OpenAI Unveils GPT-5.6 Family — but Locks It to a Handful of Partners

OpenAI has pulled the wraps off its next generation of models, a GPT-5.6 family split into three tiers — Sol, Terra and Luna — but for now access is being rationed to roughly 20 organisations rather than the wider public.
Sol is the flagship, pitched at advanced coding, scientific reasoning, long-horizon planning and the kind of multi-step 'agentic' workflows the industry is racing to make reliable. Terra is billed as the everyday workhorse, matching the outgoing GPT-5.5 while costing roughly half as much, and Luna is the fast, cheap option aimed at high-volume tasks. A new 'ultra' mode promises deeper reasoning on the hardest problems.
Pricing, quoted per million tokens, underscores the tiering: Sol at 5 dollars input and 30 dollars output, Terra at 2.50 and 15, and Luna at 1 and 6. OpenAI is also promising tougher safety protections and more predictable prompt caching as it prepares for broader availability.
The restrained rollout is as notable as the technology.
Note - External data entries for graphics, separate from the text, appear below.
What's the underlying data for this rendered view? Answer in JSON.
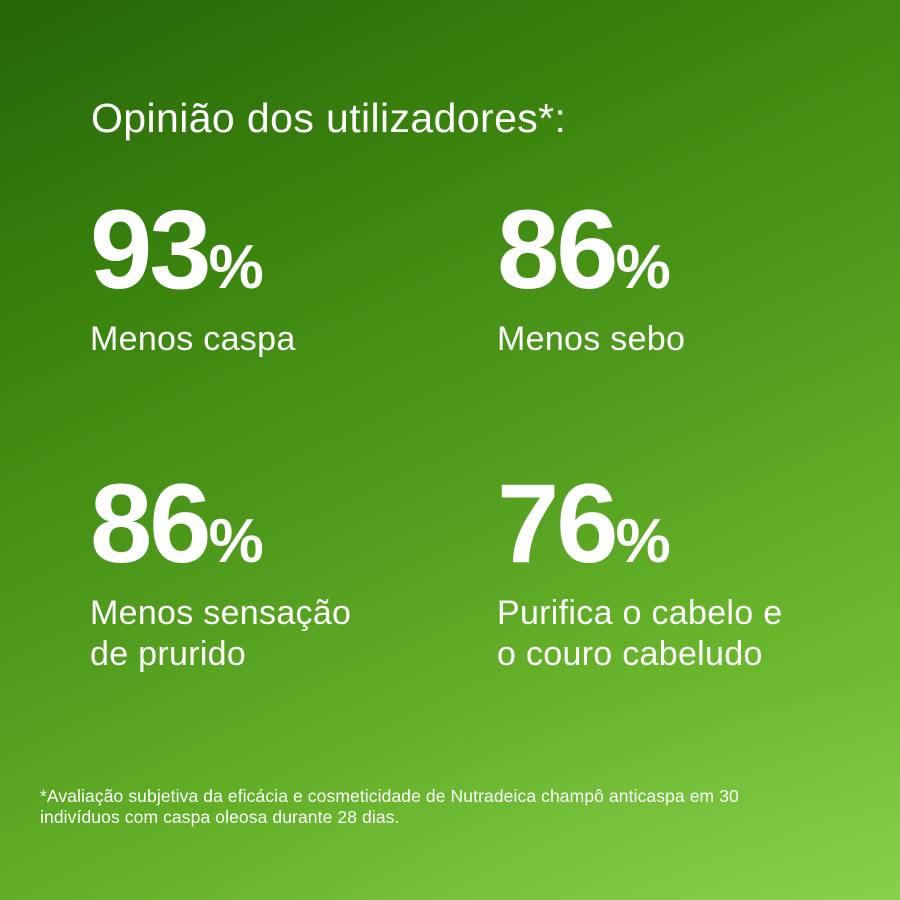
{
  "title": "Opinião dos utilizadores*:",
  "stats": [
    {
      "value": "93",
      "unit": "%",
      "label": "Menos caspa"
    },
    {
      "value": "86",
      "unit": "%",
      "label": "Menos sebo"
    },
    {
      "value": "86",
      "unit": "%",
      "label": "Menos sensação\nde prurido"
    },
    {
      "value": "76",
      "unit": "%",
      "label": "Purifica o cabelo e\no couro cabeludo"
    }
  ],
  "footnote": "*Avaliação subjetiva da eficácia e cosmeticidade de Nutradeica champô anticaspa em 30\nindivíduos com caspa oleosa durante 28 dias.",
  "colors": {
    "background_top_left": "#2a6a06",
    "background_bottom_right": "#7ecd3e",
    "text": "#ffffff"
  },
  "chart_data": {
    "type": "table",
    "title": "Opinião dos utilizadores*:",
    "categories": [
      "Menos caspa",
      "Menos sebo",
      "Menos sensação de prurido",
      "Purifica o cabelo e o couro cabeludo"
    ],
    "values": [
      93,
      86,
      86,
      76
    ],
    "unit": "%",
    "footnote": "*Avaliação subjetiva da eficácia e cosmeticidade de Nutradeica champô anticaspa em 30 indivíduos com caspa oleosa durante 28 dias."
  }
}
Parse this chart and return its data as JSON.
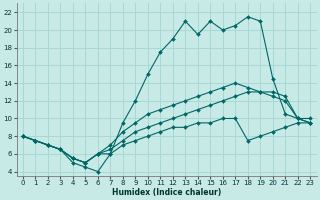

OpenAI says it shared the models and its release plans with the U.S. government before granting even limited access, a nod to mounting concern over advanced systems' capabilities in sensitive domains such as biology and cybersecurity. A general release, the company says, is planned for 'the coming weeks'.
OpenAI is separately launching Sol on specialised Cerebras hardware at speeds reported to reach hundreds of tokens per second, initially for select customers as capacity expands. Taken together, the GPT-5.6 debut signals both how fast frontier capability is advancing and how cautiously — and commercially — its makers now intend to release it.